Heavy rains in Alwar washed away another check dam early Thursday morning. The gushing waters also swept away the labour of the villagers of Lawa Ka Baas, who had built the dam under the supervision of Magsaysay awardee Rajendra Singh despite protests from the local administration.
While the district administration has said they had warned everyone about the ‘‘illegal dam’’, Singh’s NGO Tarun Bharat Sangh (TBS) insists the disaster was caused by the government’s haphazard drought relief work.
‘‘I don’t have factual details but according to my information small drought relief works were being carried out on top of the dam and they broke first,’’ Singh says.
TBS activists contest that anicuts and johads built behind the check dam could not resist the pressure of the water and broke first, increasing the impact on their dam and washing it away. Further, they add they were denied permission by the district administration to strengthen their dam in June.
Superintending Engineer of the Irrigation Department R.C. Saini says: ‘‘There is no question of giving permission to an illegal dam…This dam was not built technically, it had no cut-off trench and we are not surprised that it gave way in the rains.’’
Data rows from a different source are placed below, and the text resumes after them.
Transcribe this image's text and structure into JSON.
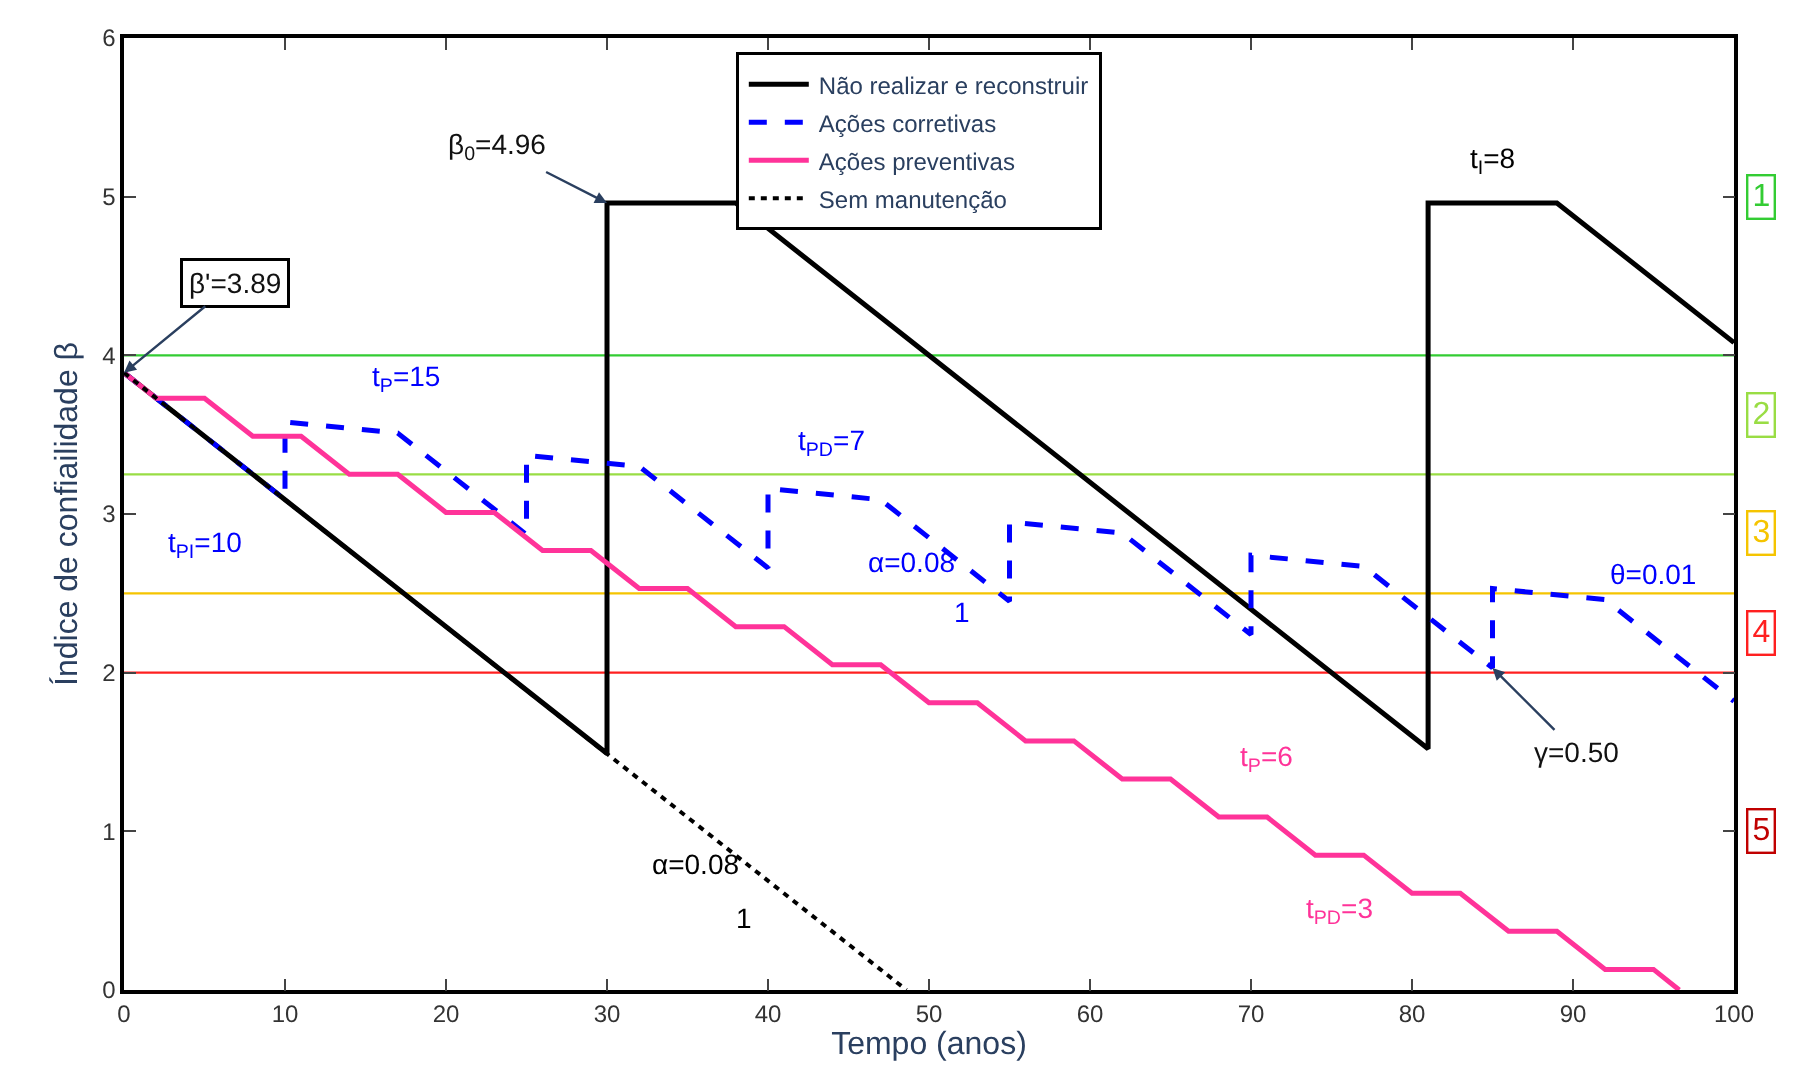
{
  "chart_data": {
    "type": "line",
    "xlabel": "Tempo (anos)",
    "ylabel": "Índice de confiailidade β",
    "xlim": [
      0,
      100
    ],
    "xticks": [
      0,
      10,
      20,
      30,
      40,
      50,
      60,
      70,
      80,
      90,
      100
    ],
    "ylim": [
      0,
      6
    ],
    "yticks": [
      0,
      1,
      2,
      3,
      4,
      5,
      6
    ],
    "grid": false,
    "legend": "top",
    "series": [
      {
        "name": "Não realizar e reconstruir",
        "color": "#000000",
        "line_style": "solid",
        "x": [
          0,
          30,
          30,
          38,
          81,
          81,
          89,
          100
        ],
        "values": [
          3.89,
          1.49,
          4.96,
          4.96,
          1.52,
          4.96,
          4.96,
          4.08
        ]
      },
      {
        "name": "Ações corretivas",
        "color": "#0000ff",
        "line_style": "dashed",
        "x": [
          0,
          10,
          10,
          17,
          25,
          25,
          32,
          40,
          40,
          47,
          55,
          55,
          62,
          70,
          70,
          77,
          85,
          85,
          92,
          100
        ],
        "values": [
          3.89,
          3.09,
          3.58,
          3.51,
          2.87,
          3.37,
          3.3,
          2.66,
          3.16,
          3.09,
          2.45,
          2.95,
          2.88,
          2.24,
          2.74,
          2.67,
          2.03,
          2.53,
          2.46,
          1.82
        ]
      },
      {
        "name": "Ações preventivas",
        "color": "#ff3399",
        "line_style": "solid",
        "x": [
          0,
          2,
          5,
          8,
          11,
          14,
          17,
          20,
          23,
          26,
          29,
          32,
          35,
          38,
          41,
          44,
          47,
          50,
          53,
          56,
          59,
          62,
          65,
          68,
          71,
          74,
          77,
          80,
          83,
          86,
          89,
          92,
          95,
          96.6
        ],
        "values": [
          3.89,
          3.73,
          3.73,
          3.49,
          3.49,
          3.25,
          3.25,
          3.01,
          3.01,
          2.77,
          2.77,
          2.53,
          2.53,
          2.29,
          2.29,
          2.05,
          2.05,
          1.81,
          1.81,
          1.57,
          1.57,
          1.33,
          1.33,
          1.09,
          1.09,
          0.85,
          0.85,
          0.61,
          0.61,
          0.37,
          0.37,
          0.13,
          0.13,
          0
        ]
      },
      {
        "name": "Sem manutenção",
        "color": "#000000",
        "line_style": "dotted",
        "x": [
          0,
          48.6
        ],
        "values": [
          3.89,
          0
        ]
      }
    ],
    "ref_lines": [
      {
        "axis": "y",
        "value": 4,
        "color": "#33cc33"
      },
      {
        "axis": "y",
        "value": 3.25,
        "color": "#99dd44"
      },
      {
        "axis": "y",
        "value": 2.5,
        "color": "#f5c400"
      },
      {
        "axis": "y",
        "value": 2,
        "color": "#ff2020"
      }
    ],
    "annotations": [
      {
        "text": "β'=3.89",
        "x": 0,
        "y": 3.89
      },
      {
        "text": "β$_{0}$=4.96",
        "x": 30,
        "y": 4.96
      },
      "t$_{I}$=8",
      "t$_{P}$=15",
      "t$_{PD}$=7",
      "t$_{PI}$=10",
      "α=0.08",
      "1",
      "θ=0.01",
      {
        "text": "γ=0.50",
        "x": 85,
        "y": 2.03
      },
      "t$_{P}$=6",
      "t$_{PD}$=3",
      "α=0.08",
      "1",
      "1",
      "2",
      "3",
      "4",
      "5"
    ]
  }
}
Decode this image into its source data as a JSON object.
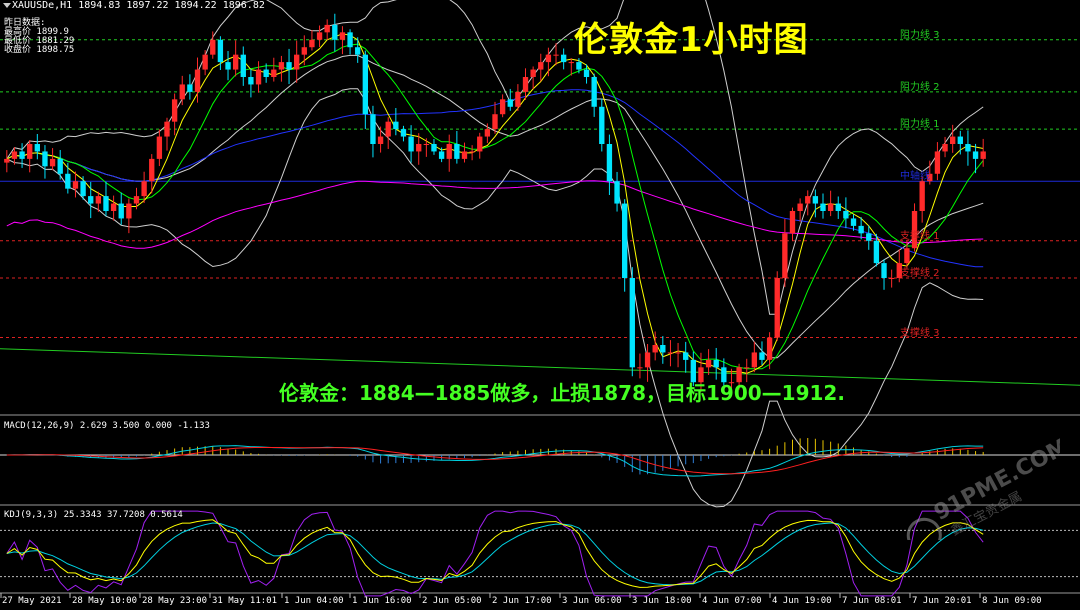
{
  "header": {
    "symbol_line": "XAUUSDe,H1  1894.83 1897.22 1894.22 1896.82",
    "prev_label": "昨日数据:",
    "high_line": "最高价 1899.9",
    "low_line": "最低价 1881.29",
    "close_line": "收盘价 1898.75"
  },
  "title": "伦敦金1小时图",
  "advice": "伦敦金：1884—1885做多，止损1878，目标1900—1912.",
  "levels": [
    {
      "label": "阻力线 3",
      "price": 1912.0,
      "color": "#22cc22"
    },
    {
      "label": "阻力线 2",
      "price": 1905.0,
      "color": "#22cc22"
    },
    {
      "label": "阻力线 1",
      "price": 1900.0,
      "color": "#22cc22"
    },
    {
      "label": "中轴线",
      "price": 1893.0,
      "color": "#1e2bd8"
    },
    {
      "label": "支撑线 1",
      "price": 1885.0,
      "color": "#dd2222"
    },
    {
      "label": "支撑线 2",
      "price": 1880.0,
      "color": "#dd2222"
    },
    {
      "label": "支撑线 3",
      "price": 1872.0,
      "color": "#dd2222"
    }
  ],
  "macd_header": "MACD(12,26,9) 2.629 3.500 0.000 -1.133",
  "kdj_header": "KDJ(9,3,3) 25.3343 37.7208 0.5614",
  "watermark": {
    "brand": "91PME.COM",
    "sub": "鑫汇宝贵金属"
  },
  "colors": {
    "bull": "#ff2a2a",
    "bear": "#00e5ff",
    "ma_fast": "#ffff00",
    "ma_mid": "#00ff00",
    "ma_slow": "#ff00ff",
    "ma_blue": "#2233ff",
    "boll": "#cfcfcf",
    "trend": "#22cc22"
  },
  "chart_data": {
    "type": "candlestick",
    "symbol": "XAUUSDe",
    "timeframe": "H1",
    "ylim": [
      1862,
      1916
    ],
    "x_ticks": [
      "27 May 2021",
      "28 May 10:00",
      "28 May 23:00",
      "31 May 11:01",
      "1 Jun 04:00",
      "1 Jun 16:00",
      "2 Jun 05:00",
      "2 Jun 17:00",
      "3 Jun 06:00",
      "3 Jun 18:00",
      "4 Jun 07:00",
      "4 Jun 19:00",
      "7 Jun 08:01",
      "7 Jun 20:01",
      "8 Jun 09:00"
    ],
    "close_series": [
      1896,
      1897,
      1896,
      1898,
      1897,
      1895,
      1896,
      1894,
      1892,
      1893,
      1891,
      1890,
      1891,
      1889,
      1890,
      1888,
      1890,
      1891,
      1893,
      1896,
      1899,
      1901,
      1904,
      1906,
      1905,
      1908,
      1910,
      1912,
      1909,
      1908,
      1910,
      1907,
      1906,
      1908,
      1907,
      1908,
      1909,
      1908,
      1910,
      1911,
      1912,
      1913,
      1914,
      1912,
      1913,
      1911,
      1910,
      1902,
      1898,
      1899,
      1901,
      1900,
      1899,
      1897,
      1898,
      1898,
      1897,
      1896,
      1898,
      1896,
      1897,
      1897,
      1899,
      1900,
      1902,
      1904,
      1903,
      1905,
      1907,
      1908,
      1909,
      1910,
      1910,
      1909,
      1909,
      1908,
      1907,
      1903,
      1898,
      1893,
      1890,
      1880,
      1868,
      1868,
      1870,
      1871,
      1870,
      1870,
      1870,
      1869,
      1866,
      1868,
      1869,
      1868,
      1866,
      1866,
      1868,
      1868,
      1870,
      1869,
      1872,
      1880,
      1886,
      1889,
      1890,
      1891,
      1890,
      1889,
      1890,
      1889,
      1888,
      1887,
      1886,
      1885,
      1882,
      1880,
      1880,
      1882,
      1884,
      1889,
      1893,
      1894,
      1897,
      1898,
      1899,
      1898,
      1897,
      1896,
      1897
    ]
  }
}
The Irrigation Department has always maintained that the dam was ‘‘illegal’’. During an inspection of the 30-feet-high mud and sand dam in June 2001, the Department declared it both dangerous and illegal.
Meanwhile, the Ruparel Nadi Bachchao Samiti has filed a petition in court against the TBS stating that the dam should not have been built on the Ruparel river. The TBS says the dam was not on the river, but on a tributary.